Failure to adhere to a traditional fox hunting custom such as tying a red ribbon in the tail of an inexperienced or irritable horse did not rise to the level of willful or wanton disregard. Muller v. English, 221 Ga. App. 672, 472 S.E.2d 448 (1996).
Exception to immunity for cases in which the sponsor provided the animal did not apply when the plaintiff was riding the plaintiff's own mount. Muller v. English, 221 Ga. App. 672, 472 S.E.2d 448 (1996).
Waiver of review of immunity claim.
- In a rider's personal injury action against the owners of a horse, the owners waived review of the owner's claim that O.C.G.A. C. 12, T. 4 provided the owners' immunity from suit as a matter of law, when, in the owners' motion for judgment notwithstanding the verdict, the owners' acquiesced in a trial court ruling that the question of whether warning signs were posted, an element of a claim of immunity, was for the jury. Young v. Brandt, 225 Ga. App. 889, 485 S.E.2d 519 (1997).
Immunity as "any other person."
- In an action arising from an incident in which a horse reared and fell back on the plaintiff after plaintiff mounted the horse, the defendants were entitled to immunity as "any other person" where the plaintiff neither alleged nor tendered evidence showing the defendants, as equine activity sponsors or as equine professionals, had to have warning signs to trigger immunity. Wiederkehr v. Brent, 248 Ga. App. 645, 548 S.E.2d 402 (2001).
Horse owner entitled to immunity.
- In a suit brought by a rider who was seriously injured after falling from a horse, the trial court properly granted the owner summary judgment because the owner was entitled to civil immunity under the Equine Activities Act, O.C.G.A. § 4-12-1 et seq., since none of the exceptions to immunity outlined in the statute applied and the owner's failure to retighten the girth did not constitute faulty tack under the statute. Holcomb v. Long, 329 Ga.
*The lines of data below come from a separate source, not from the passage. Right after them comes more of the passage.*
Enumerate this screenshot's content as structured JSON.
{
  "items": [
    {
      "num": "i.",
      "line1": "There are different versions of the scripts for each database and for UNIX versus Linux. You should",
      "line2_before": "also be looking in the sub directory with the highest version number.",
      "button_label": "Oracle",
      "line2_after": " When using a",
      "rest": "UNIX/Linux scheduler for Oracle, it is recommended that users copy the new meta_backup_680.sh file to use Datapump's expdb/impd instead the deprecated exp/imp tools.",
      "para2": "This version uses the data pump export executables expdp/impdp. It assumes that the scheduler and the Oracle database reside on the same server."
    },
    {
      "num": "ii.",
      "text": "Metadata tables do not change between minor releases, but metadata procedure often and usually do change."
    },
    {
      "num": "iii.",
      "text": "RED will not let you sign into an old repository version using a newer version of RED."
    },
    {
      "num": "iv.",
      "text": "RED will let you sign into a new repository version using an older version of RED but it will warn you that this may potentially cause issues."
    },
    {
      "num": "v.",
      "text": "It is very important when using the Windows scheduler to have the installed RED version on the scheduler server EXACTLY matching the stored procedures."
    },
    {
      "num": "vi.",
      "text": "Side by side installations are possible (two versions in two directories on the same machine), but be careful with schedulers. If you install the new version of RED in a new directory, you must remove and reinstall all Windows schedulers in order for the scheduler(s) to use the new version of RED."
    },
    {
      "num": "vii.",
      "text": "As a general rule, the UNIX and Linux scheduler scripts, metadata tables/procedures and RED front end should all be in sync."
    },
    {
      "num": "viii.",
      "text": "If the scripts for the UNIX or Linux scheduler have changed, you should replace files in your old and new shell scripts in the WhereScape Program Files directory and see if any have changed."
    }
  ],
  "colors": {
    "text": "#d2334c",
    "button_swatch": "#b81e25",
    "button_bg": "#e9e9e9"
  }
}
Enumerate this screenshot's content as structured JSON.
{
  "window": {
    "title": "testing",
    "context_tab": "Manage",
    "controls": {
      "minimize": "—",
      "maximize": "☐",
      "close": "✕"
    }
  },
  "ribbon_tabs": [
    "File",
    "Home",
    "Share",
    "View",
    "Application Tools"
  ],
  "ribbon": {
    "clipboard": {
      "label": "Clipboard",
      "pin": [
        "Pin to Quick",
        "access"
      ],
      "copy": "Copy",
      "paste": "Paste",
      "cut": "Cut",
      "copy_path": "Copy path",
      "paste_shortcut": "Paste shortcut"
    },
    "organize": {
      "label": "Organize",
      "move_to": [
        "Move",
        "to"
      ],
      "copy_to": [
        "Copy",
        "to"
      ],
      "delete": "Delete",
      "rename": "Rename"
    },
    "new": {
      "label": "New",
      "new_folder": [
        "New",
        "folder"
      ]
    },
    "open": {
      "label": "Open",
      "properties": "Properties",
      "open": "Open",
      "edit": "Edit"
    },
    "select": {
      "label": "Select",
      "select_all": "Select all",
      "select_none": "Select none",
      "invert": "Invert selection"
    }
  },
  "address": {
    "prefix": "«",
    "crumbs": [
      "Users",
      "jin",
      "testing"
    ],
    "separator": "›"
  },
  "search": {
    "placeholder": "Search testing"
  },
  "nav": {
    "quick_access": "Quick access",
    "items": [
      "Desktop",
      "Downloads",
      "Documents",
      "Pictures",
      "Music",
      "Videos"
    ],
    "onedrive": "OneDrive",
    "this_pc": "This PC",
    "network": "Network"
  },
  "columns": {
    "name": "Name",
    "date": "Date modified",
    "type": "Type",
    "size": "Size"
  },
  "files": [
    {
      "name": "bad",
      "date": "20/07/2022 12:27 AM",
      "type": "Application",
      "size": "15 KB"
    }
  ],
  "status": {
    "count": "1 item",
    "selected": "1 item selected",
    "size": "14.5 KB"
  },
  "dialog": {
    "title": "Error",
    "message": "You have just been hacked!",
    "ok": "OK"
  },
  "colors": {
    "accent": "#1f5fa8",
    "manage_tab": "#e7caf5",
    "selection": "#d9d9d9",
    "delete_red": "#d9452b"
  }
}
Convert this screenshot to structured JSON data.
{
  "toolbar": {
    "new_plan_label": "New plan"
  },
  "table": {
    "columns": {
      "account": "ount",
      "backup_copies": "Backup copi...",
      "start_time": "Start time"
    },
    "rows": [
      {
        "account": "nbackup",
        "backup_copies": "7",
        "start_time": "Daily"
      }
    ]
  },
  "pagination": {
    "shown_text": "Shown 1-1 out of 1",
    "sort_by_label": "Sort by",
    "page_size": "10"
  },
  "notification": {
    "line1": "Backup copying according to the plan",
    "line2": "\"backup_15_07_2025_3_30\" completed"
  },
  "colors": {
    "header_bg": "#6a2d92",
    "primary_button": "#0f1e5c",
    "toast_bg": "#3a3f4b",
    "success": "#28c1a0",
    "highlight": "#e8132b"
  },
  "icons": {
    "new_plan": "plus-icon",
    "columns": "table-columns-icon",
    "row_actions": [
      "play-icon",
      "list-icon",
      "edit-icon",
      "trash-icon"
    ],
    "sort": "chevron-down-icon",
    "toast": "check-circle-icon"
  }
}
App. 515, 765 S.E.2d 687 (2014).
In a case involving immunity provided by Georgia's Injuries From Equine or Llama Activities Act, O.C.G.A. § 4-12-1 et seq., the trial court properly granted summary judgment to the defendant, the individual who provided the horses, because the plaintiff camp counselor's injuries resulted from the inherent risks of equine activities; the defendant provided the horse to the camp, not the plaintiff, and the supervisor of the camp's equestrian program, not the defendant, assigned the plaintiff to ride the particular horse on the day the plaintiff was injured; and the defendant did not willfully or wantonly disregard the plaintiff's safety as there was no evidence of previous issues or incidents with the horse, and the plaintiff had undisputed riding experience. Gadd v. Warwick, 339 Ga. App. 802, 792 S.E.2d 773 (2016).
RESEARCH REFERENCES
ALR.
- Validity, construction, and application of statutory exemptions from liability for persons injured by equine or equestrian activities, 79 A.L.R.6th 487.